We invite you to comment on this docket. We will consider all comments we receive that are postmarked, delivered, or e-mailed by March 12, 2002.

ADDRESSES:

You may submit comments by postal mail/commercial delivery or by e-mail. If you use postal mail/commercial delivery, please send four copies of your comment (an original and three copies) to: Docket No. 01-023-1, Regulatory Analysis and Development, PPD,APHIS, Station 3C71, 4700 River Road Unit 118, Riverdale, MD 20737-1238. Please state that your comment refers to Docket No. 01-023-1. If you use e-mail, address your comment to regulations@aphis.usda.gov. Your comment must be contained in the body of your message; do not send attached files. Please include your name and address in your message and “Docket No.01-023-1” on the subject line.
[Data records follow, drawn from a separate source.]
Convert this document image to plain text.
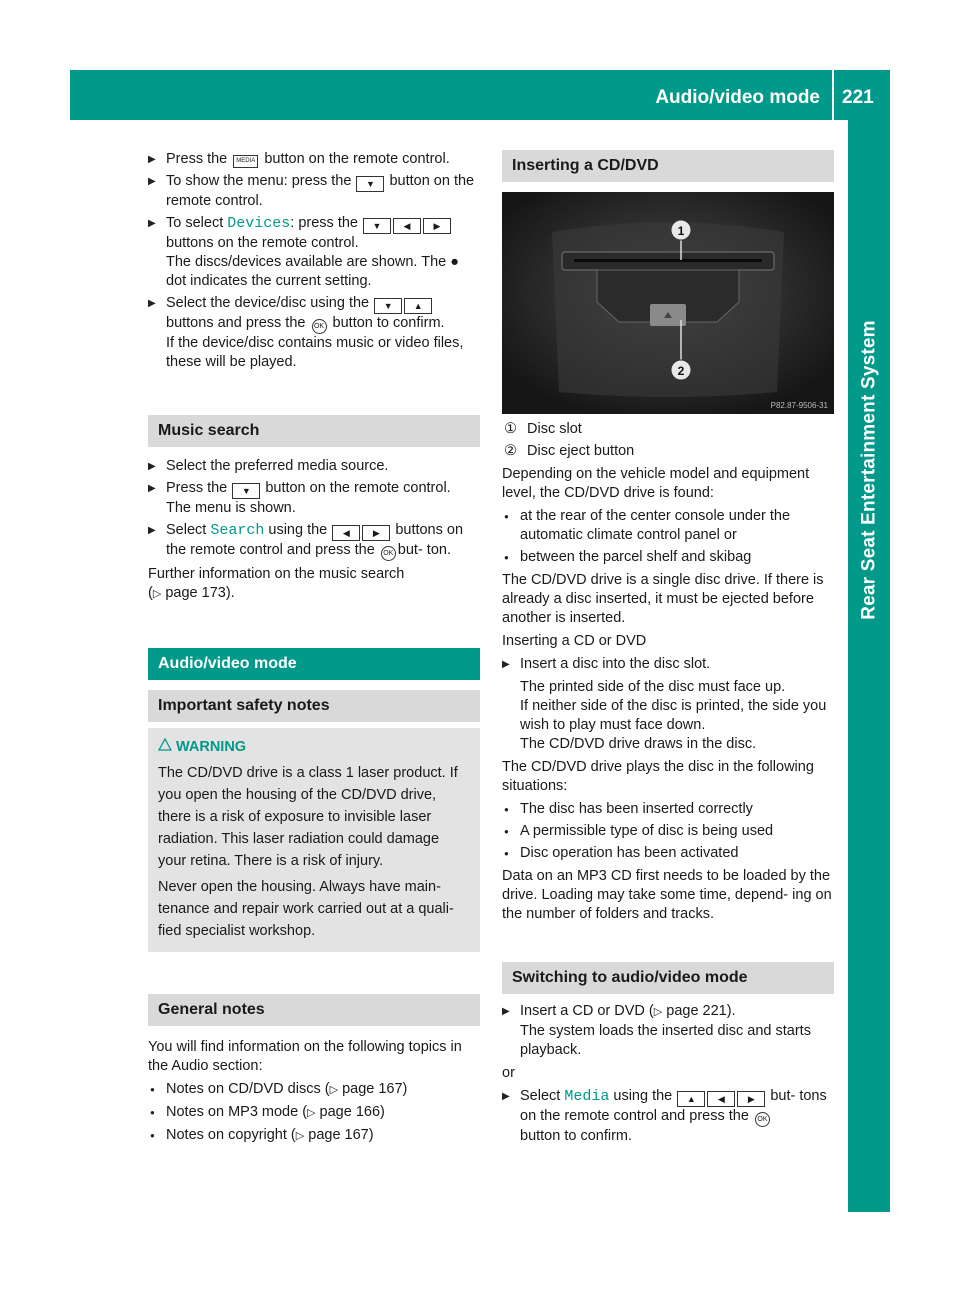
Audio/video mode 221
Rear Seat Entertainment System
▶ Press the MEDIA button on the remote control.
▶ To show the menu: press the ▼ button on the remote control.
▶ To select Devices: press the ▼ ◀	▶ buttons on the remote control.
The discs/devices available are shown. The ● dot indicates the current setting.
▶ Select the device/disc using the ▼ ▲ buttons and press the OK button to confirm.
If the device/disc contains music or video files, these will be played.
Music search
▶ Select the preferred media source.
▶ Press the ▼ button on the remote control.
The menu is shown.
▶ Select Search using the ◀	▶ buttons on the remote control and press the OK but- ton.
Further information on the music search
(▷ page 173).
Audio/video mode
Important safety notes
WARNING
The CD/DVD drive is a class 1 laser product. If you open the housing of the CD/DVD drive, there is a risk of exposure to invisible laser radiation. This laser radiation could damage your retina. There is a risk of injury.
Never open the housing. Always have main- tenance and repair work carried out at a quali- fied specialist workshop.
General notes
You will find information on the following topics in the Audio section:
● Notes on CD/DVD discs (▷ page 167)
● Notes on MP3 mode (▷ page 166)
● Notes on copyright (▷ page 167)
Inserting a CD/DVD
1
2
P82.87-9506-31
① Disc slot
② Disc eject button
Depending on the vehicle model and equipment level, the CD/DVD drive is found:
● at the rear of the center console under the automatic climate control panel or
● between the parcel shelf and skibag
The CD/DVD drive is a single disc drive. If there is already a disc inserted, it must be ejected before another is inserted.
Inserting a CD or DVD
▶ Insert a disc into the disc slot.
The printed side of the disc must face up.
If neither side of the disc is printed, the side you wish to play must face down.
The CD/DVD drive draws in the disc.
The CD/DVD drive plays the disc in the following situations:
● The disc has been inserted correctly
● A permissible type of disc is being used
● Disc operation has been activated
Data on an MP3 CD first needs to be loaded by the drive. Loading may take some time, depend- ing on the number of folders and tracks.
Switching to audio/video mode
▶ Insert a CD or DVD (▷ page 221).
The system loads the inserted disc and starts playback.
or
▶ Select Media using the ▲ ◀	▶ but- tons on the remote control and press the OK
button to confirm.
You may read any comments that we receive on this docket in our reading room. The reading room is located in room 1141 of the USDA South Building, 14th Street and Independence Avenue SW., Washington, DC. Normal reading room hours are 8 a.m. to 4:30 p.m., Monday through Friday, except holidays. To be sure someone is there to help you, please call (202) 690-2817 before coming.

APHIS documents published in the Federal Register, and related information, including the names of organizations and individuals who have commented on APHIS dockets, are available on the Internet at http://www.aphis.usda.gov/​ppd/​rad/​webrepor.html.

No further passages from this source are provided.